May we witness that as Christians, we carry with us the Church’s lengthy history of persecuting the Jewish people, living still in the sobering shadow of the Holocaust and with painful awareness of the current struggles in the Holy Land.  So as we read these scriptures and tell these stories surrounding the death of our Lord, we are accountable to hear them not as condemnation of Jewish believers, but as being about people of any community at any time who might have heard Jesus’ message and sought to stop it.  May we listen with humility to the tragic progression of events that could have been done at the hands of any of us living even today.

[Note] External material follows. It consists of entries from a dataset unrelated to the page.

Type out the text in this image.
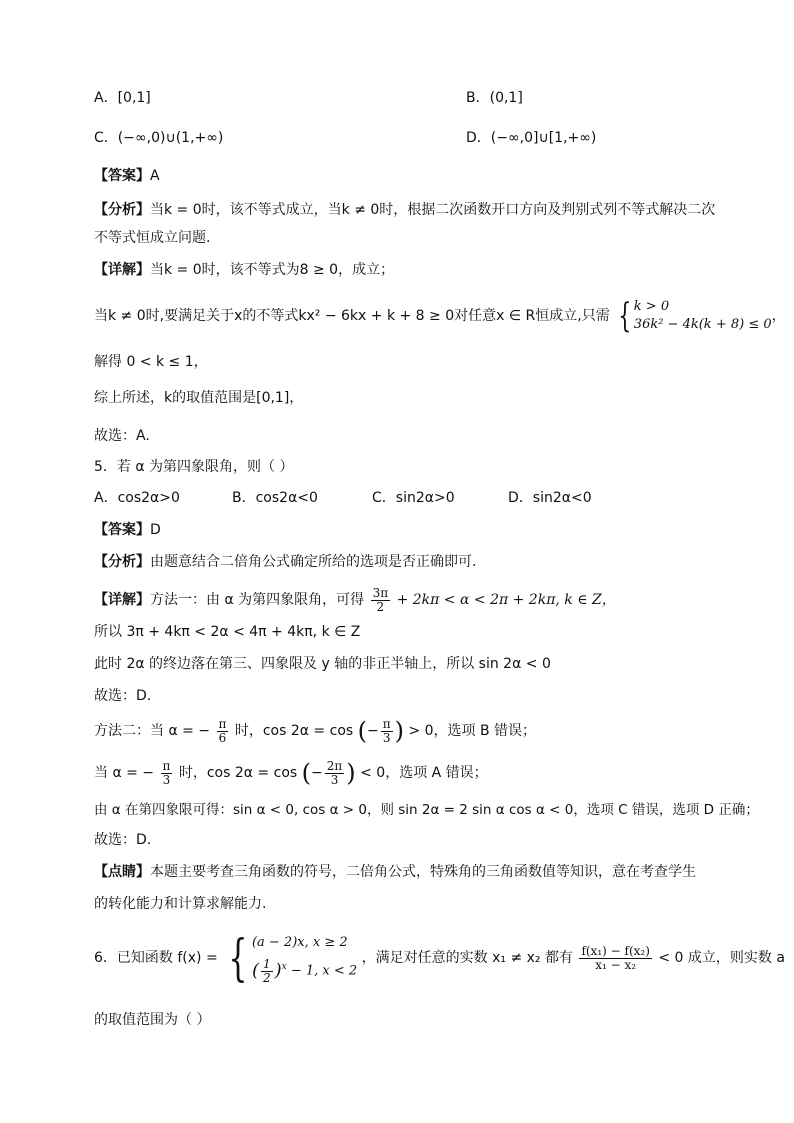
A．[0,1]	B．(0,1]
C．(−∞,0)∪(1,+∞)	D．(−∞,0]∪[1,+∞)
【答案】A
【分析】当k = 0时，该不等式成立，当k ≠ 0时，根据二次函数开口方向及判别式列不等式解决二次
不等式恒成立问题.
【详解】当k = 0时，该不等式为8 ≥ 0，成立；
当k ≠ 0时,要满足关于x的不等式kx² − 6kx + k + 8 ≥ 0对任意x ∈ R恒成立,只需 { k > 0
36k² − 4k(k + 8) ≤ 0
，
解得 0 < k ≤ 1，
综上所述，k的取值范围是[0,1]，
故选：A.
5．若 α 为第四象限角，则（ ）
A．cos2α>0	B．cos2α<0	C．sin2α>0	D．sin2α<0
【答案】D
【分析】由题意结合二倍角公式确定所给的选项是否正确即可.
【详解】方法一：由 α 为第四象限角，可得 $\frac{3\pi}{2} + 2k\pi < \alpha < 2\pi + 2k\pi$, k ∈ Z，
所以 3π + 4kπ < 2α < 4π + 4kπ, k ∈ Z
此时 2α 的终边落在第三、四象限及 y 轴的非正半轴上，所以 sin 2α < 0
故选：D.
方法二：当 α = − $\frac{\pi}{6}$ 时，cos 2α = cos (− $\frac{\pi}{3}$ ) > 0，选项 B 错误；
当 α = − $\frac{\pi}{3}$ 时，cos 2α = cos (− $\frac{2\pi}{3}$ ) < 0，选项 A 错误；
由 α 在第四象限可得：sin α < 0, cos α > 0，则 sin 2α = 2 sin α cos α < 0，选项 C 错误，选项 D 正确；
故选：D.
【点睛】本题主要考查三角函数的符号，二倍角公式，特殊角的三角函数值等知识，意在考查学生
的转化能力和计算求解能力.
6．已知函数 f(x) = { (a − 2)x, x ≥ 2
( $\frac{1}{2} )^x - 1$, x < 2
，满足对任意的实数 x₁ ≠ x₂ 都有 $\frac{\text{f(x₁) − f(x₂)}}{\text{x₁ − x₂}} < 0$ 成立，则实数 a
的取值范围为（ ）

Trying to Understand Jesus’ Last Acts through his Jewish Heart

One of Jesus’ last earthly acts recorded in scripture was the celebration of the Passover with his disciples in a small room in Jerusalem.  He said to them, “I have eagerly desired to eat this Passover with you before I suffer.” (Luke 22:15)  In order to understand Jesus’ words about what was about to happen to him, and to understand the birth of our sacrament of communion, we attempt to understand what Passover meant to him and the Jewish people of his time.  No one knows exactly what prayers and readings the Jewish people would have used in Jesus’ time to celebrate the Passover Feast but we can consider elements and themes of a modern day Jewish Passover Seder to help us dig deeper into the setting of Christianity’s most holy days.

Passover is the oldest Jewish holiday and it lasts eight days.  It recalls the night some 3,000 years ago when the God “passed over” the houses of the Israelite slaves in Egypt during the tenth plague in the time of Moses, which were marked with the blood of a new lamb to identify them.  God then led the Israelites out of bondage in Egypt with miraculous acts through the hands of Moses.  This history demonstrates God’s power, saving grace and faithfulness.  Passover’s themes of freedom, deliverance, redemption, thanksgiving and renewal have meaning for Christians as well.

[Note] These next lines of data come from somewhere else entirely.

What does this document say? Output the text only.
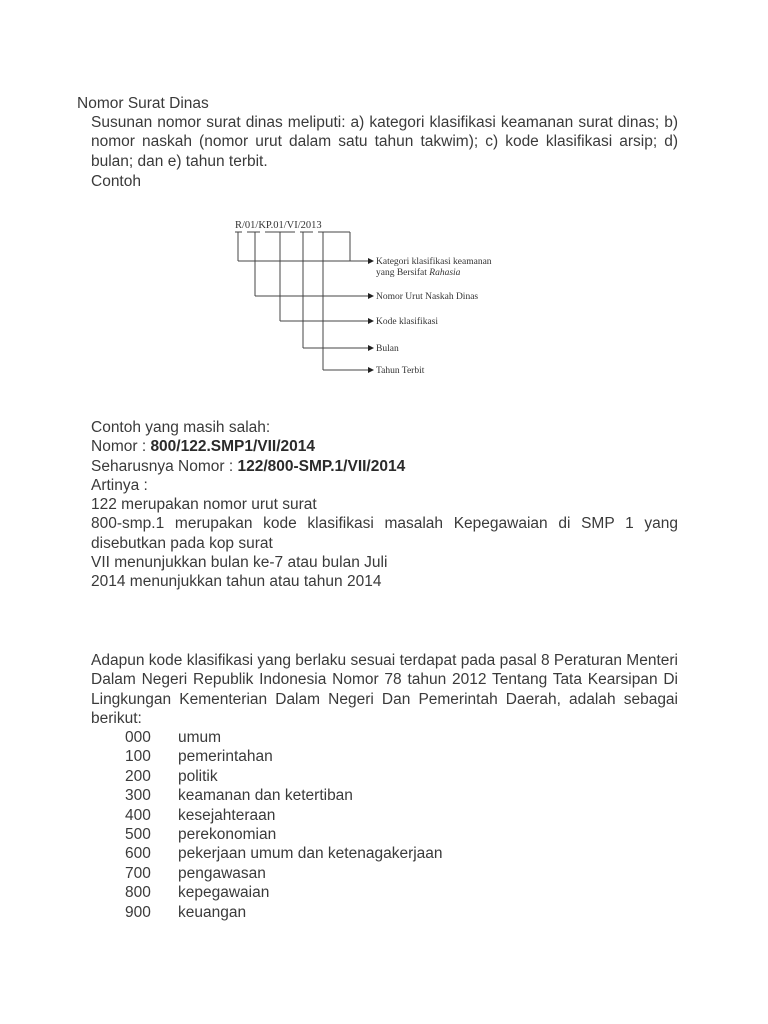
Nomor Surat Dinas
Susunan nomor surat dinas meliputi: a) kategori klasifikasi keamanan surat dinas; b) nomor naskah (nomor urut dalam satu tahun takwim); c) kode klasifikasi arsip; d) bulan; dan e) tahun terbit.
Contoh
R/01/KP.01/VI/2013
Kategori klasifikasi keamanan
yang Bersifat Rahasia
Nomor Urut Naskah Dinas
Kode klasifikasi
Bulan
Tahun Terbit
Contoh yang masih salah:
Nomor : 800/122.SMP1/VII/2014
Seharusnya Nomor : 122/800-SMP.1/VII/2014
Artinya :
122 merupakan nomor urut surat
800-smp.1 merupakan kode klasifikasi masalah Kepegawaian di SMP 1 yang disebutkan pada kop surat
VII menunjukkan bulan ke-7 atau bulan Juli
2014 menunjukkan tahun atau tahun 2014
Adapun kode klasifikasi yang berlaku sesuai terdapat pada pasal 8 Peraturan Menteri Dalam Negeri Republik Indonesia Nomor 78 tahun 2012 Tentang Tata Kearsipan Di Lingkungan Kementerian Dalam Negeri Dan Pemerintah Daerah, adalah sebagai berikut:
000 umum
100 pemerintahan
200 politik
300 keamanan dan ketertiban
400 kesejahteraan
500 perekonomian
600 pekerjaan umum dan ketenagakerjaan
700 pengawasan
800 kepegawaian
900 keuangan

As Christians, we might hear then how Jesus’ disciples came to understand Jesus through the Exodus story as being the New Lamb who was sacrificed to God’s people, whose blood saved them from death.  When Jesus broke the bread and instituted our communion celebration, he and his followers may have been blessing the unleavened bread of the Passover Feast, connecting Jesus directly to God’s acts of redemption throughout history, seeing Jesus as sent by God to feed God’s people, the Bread of Life.  As Jesus raised the cup at the end of the meal to name it the cup of his blood poured out as a New Covenant, he may have been raising the Cup of Redemption in the Passover meal, identifying himself as the Messiah for whom the Jews wait, come then (and now) to free all God’s people.   How fitting it would be for Jesus to have explained himself to his Jewish friends in such a way that whenever we celebrate communion, then, we are connected to all people everywhere who love God, strive to live God’s sacred teachings, and search for freedom and peace.

This year, as the Jewish celebration of Passover coincides with the Holy Week of Christians, let us honor that modern Jews and Christians alike strive to return to God during these celebrations of remembrance, and seek God’s redemption born anew in our time.  May we see it together!

To all who are celebrating the Passover Seder:   Chag Pesach Sameach!  Happy Passover Holiday!

May Holy Thursday, Good Friday and Easter be deep blessings also for all who celebrate them.